Pine wrote:
>
> I tend to think that checkusers will need the plain IP addresses....

I am not suggesting removing the IP addresses or proxy information from POST requests as checkuser requires.

We need to anonymize both IP addresses and proxy information with a secure hash if we want to keep each GET request's geolocation, to be compliant with the Privacy Policy. The Privacy Policy is the most prominent policy on the far left on the footer of every page served by every editable project, and says explicitly that consent is required for the use of geolocation. The Privacy and other policies make it clear that POST requests and Visual Editor submissions aren't going to be anonymized.

However, geolocations for POST edit and visual editor submissions still require explicit consent which we have no way to obtain at present. Editors' geolocations as they edit are very useful for research, but by the same token have the most serious privacy concerns. Obtaining consent to store geolocation seems like it would interfere with, complicate, and disrupt editing.
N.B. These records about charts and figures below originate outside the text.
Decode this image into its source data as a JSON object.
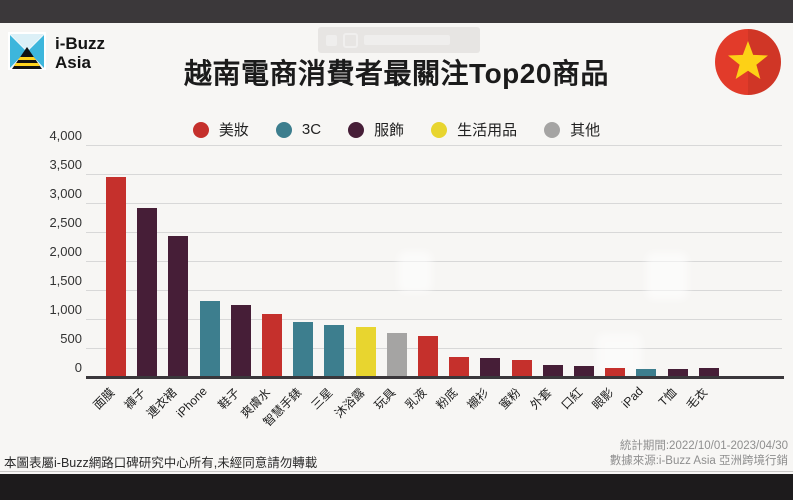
{
  "brand": {
    "line1": "i-Buzz",
    "line2": "Asia"
  },
  "title": "越南電商消費者最關注Top20商品",
  "legend": {
    "items": [
      {
        "label": "美妝",
        "color": "#c5302c"
      },
      {
        "label": "3C",
        "color": "#3d7e8e"
      },
      {
        "label": "服飾",
        "color": "#461e37"
      },
      {
        "label": "生活用品",
        "color": "#e8d52f"
      },
      {
        "label": "其他",
        "color": "#a5a4a3"
      }
    ]
  },
  "chart_data": {
    "type": "bar",
    "title": "越南電商消費者最關注Top20商品",
    "xlabel": "",
    "ylabel": "",
    "ylim": [
      0,
      4000
    ],
    "ytick_interval": 500,
    "grid": true,
    "legend_position": "top",
    "categories": [
      "面膜",
      "褲子",
      "連衣裙",
      "iPhone",
      "鞋子",
      "爽膚水",
      "智慧手錶",
      "三星",
      "沐浴露",
      "玩具",
      "乳液",
      "粉底",
      "襯衫",
      "蜜粉",
      "外套",
      "口紅",
      "眼影",
      "iPad",
      "T恤",
      "毛衣"
    ],
    "values": [
      3450,
      2920,
      2430,
      1310,
      1250,
      1090,
      940,
      900,
      860,
      760,
      700,
      340,
      320,
      300,
      205,
      195,
      160,
      135,
      145,
      150
    ],
    "groups": [
      "美妝",
      "服飾",
      "服飾",
      "3C",
      "服飾",
      "美妝",
      "3C",
      "3C",
      "生活用品",
      "其他",
      "美妝",
      "美妝",
      "服飾",
      "美妝",
      "服飾",
      "服飾",
      "美妝",
      "3C",
      "服飾",
      "服飾"
    ],
    "group_colors": {
      "美妝": "#c5302c",
      "3C": "#3d7e8e",
      "服飾": "#461e37",
      "生活用品": "#e8d52f",
      "其他": "#a5a4a3"
    }
  },
  "footer": {
    "copyright": "本圖表屬i-Buzz網路口碑研究中心所有,未經同意請勿轉載",
    "period": "統計期間:2022/10/01-2023/04/30",
    "source": "數據來源:i-Buzz Asia 亞洲跨境行銷"
  },
  "flag": {
    "country": "vietnam",
    "circle_color": "#dd3023",
    "star_color": "#fdd116"
  },
  "logo_colors": {
    "cyan": "#3db6dc",
    "black": "#121212",
    "yellow": "#ffd41e"
  }
}
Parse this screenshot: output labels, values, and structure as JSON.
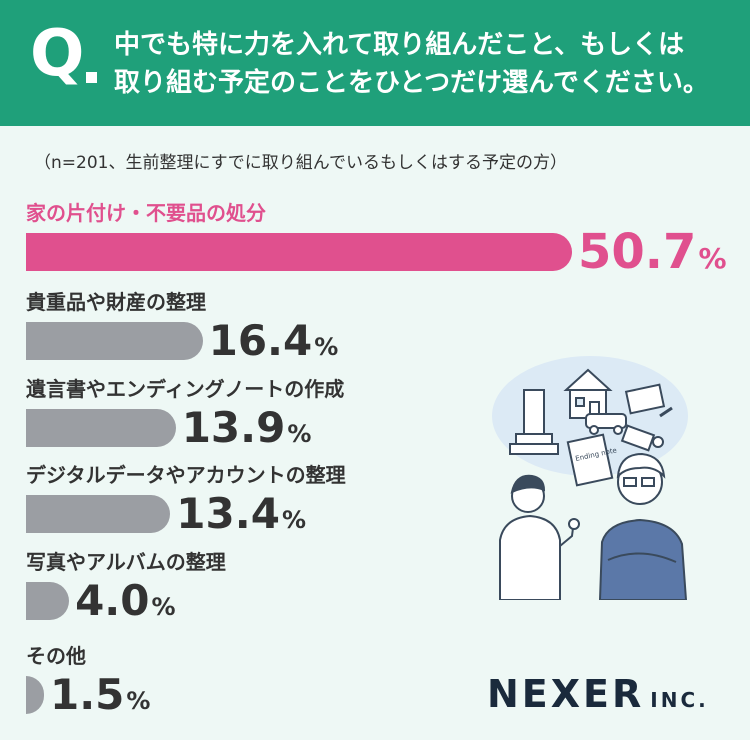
{
  "header": {
    "q_label": "Q",
    "question_line1": "中でも特に力を入れて取り組んだこと、もしくは",
    "question_line2": "取り組む予定のことをひとつだけ選んでください。"
  },
  "note": "（n=201、生前整理にすでに取り組んでいるもしくはする予定の方）",
  "chart_data": {
    "type": "bar",
    "orientation": "horizontal",
    "title": "",
    "unit": "%",
    "categories": [
      "家の片付け・不要品の処分",
      "貴重品や財産の整理",
      "遺言書やエンディングノートの作成",
      "デジタルデータやアカウントの整理",
      "写真やアルバムの整理",
      "その他"
    ],
    "values": [
      50.7,
      16.4,
      13.9,
      13.4,
      4.0,
      1.5
    ],
    "display_values": [
      "50.7",
      "16.4",
      "13.9",
      "13.4",
      "4.0",
      "1.5"
    ],
    "highlight_index": 0,
    "xlim": [
      0,
      50.7
    ],
    "colors": {
      "highlight": "#e0508e",
      "default": "#9b9ea3"
    }
  },
  "illustration": {
    "note_card_text": "Ending note"
  },
  "logo": {
    "main": "NEXER",
    "sub": "INC."
  }
}
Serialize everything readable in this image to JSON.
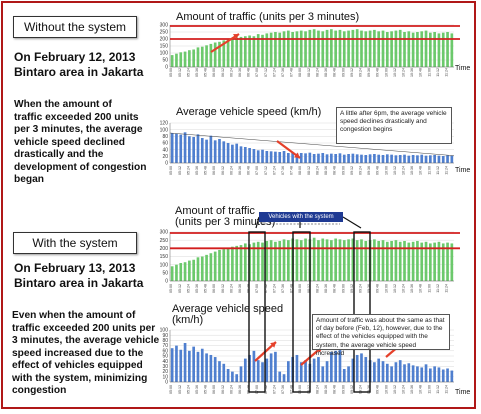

If geolocation is stored with anonymized IP addresses for GETs but not POSTs or Visual Editor submissions, both could easily be recovered because of simultaneously interleaved GET and POST requests for the same article are unavoidable.

Do we have any privacy experts on staff who can give these issues a thorough analysis in light of all the issues raised in https://papers.ssrn.com/sol3/papers.cfm?abstract_id=1450006 ?

If Ops needs IP addresses, they should be able to use synthetic POST requests, as far as I can tell. If they anticipate a need for non-anonymous GET requests, then perhaps some kind of a debugging switch which could be used on a short term basis where an IP range or mask could be entered to allow matching addresses to log non-anonymously before expiring in an hour would solve any anticipated need?